Worked example: Power plant information
In a second part of this tutorial, we consider data about power plants. Here, a list of wind farms from Germany serve as an example. The data is originally again organized as a csv file containing information such as the name of the power plant, the type of the power plant, a classification of the energy product used as input in the power plant, the location in terms of latitude and longitude, the nameplate capacity, the commissioning year, the decommissioning year, and information on the owner of the power plant. The table here shows six different wind farms with the associated information.

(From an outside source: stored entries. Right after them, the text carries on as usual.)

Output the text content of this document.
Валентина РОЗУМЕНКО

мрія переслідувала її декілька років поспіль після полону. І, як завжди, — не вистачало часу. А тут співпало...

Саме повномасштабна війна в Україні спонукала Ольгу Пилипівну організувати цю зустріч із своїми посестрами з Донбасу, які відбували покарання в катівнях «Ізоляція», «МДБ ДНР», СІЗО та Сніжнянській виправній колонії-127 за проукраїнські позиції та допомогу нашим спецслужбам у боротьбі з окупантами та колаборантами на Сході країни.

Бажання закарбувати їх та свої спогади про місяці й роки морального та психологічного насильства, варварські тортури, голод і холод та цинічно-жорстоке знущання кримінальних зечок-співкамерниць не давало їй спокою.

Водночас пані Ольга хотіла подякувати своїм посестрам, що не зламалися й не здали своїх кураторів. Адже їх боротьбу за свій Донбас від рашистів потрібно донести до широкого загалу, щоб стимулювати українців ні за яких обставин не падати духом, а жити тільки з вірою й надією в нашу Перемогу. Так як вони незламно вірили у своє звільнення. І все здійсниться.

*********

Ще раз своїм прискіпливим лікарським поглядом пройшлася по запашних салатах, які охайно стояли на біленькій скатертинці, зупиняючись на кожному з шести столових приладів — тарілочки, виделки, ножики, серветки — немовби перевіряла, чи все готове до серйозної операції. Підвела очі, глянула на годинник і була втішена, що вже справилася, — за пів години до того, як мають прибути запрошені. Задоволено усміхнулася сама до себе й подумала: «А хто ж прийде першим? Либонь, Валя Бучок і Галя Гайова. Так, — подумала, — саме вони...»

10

name | type | using energy product | latitude | longitude | nameplate capacity [kW] | commissioning date | decommissioning date | owner |
---|---|---|---|---|---|---|---|---|
Langwedel dritte | onshore wind farm | RA310 | 53.013274 | 9.158455 | 3050 | 2017-12-29 | Bürger Energie Bremen | |
WEA Kammerberg | onshore wind farm | RA310 | 48.387257 | 11.518869 | 3000 | 2015-11-03 | Bürger Energie Genossenschaft Freisinger Land | |
Windpark Söhrewald / Niestetal | onshore wind farm | RA310 | 51.241938 | 9.518432 | 21525 | 2015-09-19 | Bürger Energie Kassel & Söhre | |
Windpark Rohrberg | onshore wind farm | RA310 | 51.23638 | 9.710966 | 15000 | 2016-03-23 | Bürger Energie Kassel & Söhre | |
Windpark Stiftswald | onshore wind farm | RA310 | 51.245691 | 9.658835 | 27000 | 2017-06-28 | Bürger Energie Kassel & Söhre | |
Windpark Kreuzstein | onshore wind farm | RA310 | 51.274447 | 9.730573 | 24000 | 2019-01-01 | Bürger Energie Kassel & Söhre |
As before, the csv file is supplemented by metadata using a json metadata file. Following the naming convention of ...
In a first step, we again consider metadata which relate to the csv as a whole such as a creator of the file, access rights for the entire file etc. The corresponding part of the metadata file may look like this
"@context": "http://www.w3.org/ns/csvw", "url": "DEU_powerPlants_sample.csv", "dc:title": "Example - list of power plants in Germany", "dc:description": "List of power plants in Germany owned by citizen-led initiatives, example dataset to be used for illustrating the use of csv on the web", "dc:date": "2022-10-27", "dc:format": "text/csv", "dc:language": "en-US", "dc:publisher": { "schema:name": "EERAdata project", "schema:url": "https://cordis.europa.eu/project/id/883823", "schema:contactPoint": { "email": "info@eeradata.eu", "url": "https://www.eeradata.eu" } } "dc:rights": "https://creativecommons.org/licenses/by-sa/4.0/", "dc:subject": "Energy communities, Germany, Community energy, Energy cooperatives, Renewable Energy, power plants", "dc:source": { "schema:name": "ENBP Inventory \"Energy by people\" - First Europe-wide inventory on energy communities", "schema:url": "https://doi.org/10.18710/2CPQHQ" }, "dc:type": "dataset", "dc:creator": { "schema:name": "August Wierling", "schema:url": "https://orcid.org/0000-0002-7443-7593", "schema:contactPoint": { "email": "augustw@hvl.no} }, "dc:coverage": "Germany", "dc:identifier": "https://eeradata-platform.eu/"
As before, we continue by providing information about the contents of the columns in the csv file. We start with the name of the wind farm being listed in the first column. It can be referenced with schema:name which according to schema.org is a property assigning a 'name' to a 'thing'. Alternatively, here rdfs:label can be used for this purpose. The code snippet for describing the left most column would look like this:
"tableSchema": { "columns": [{ "titles": "name", "dc:description": "Name of the power plant", "datatype": "string", "propertyURL": "schema:name" } ] }
For the commissioning date, the entry looks like this
"tableSchema": { "columns": [{ "titles": "commissioning date", "dc:description": "Commissioning date of the power plant", "datatype": "date", "propertyURL": "wikidata:P729" } ] }
Here, the commissioning date is linked to the property wikidata:P729.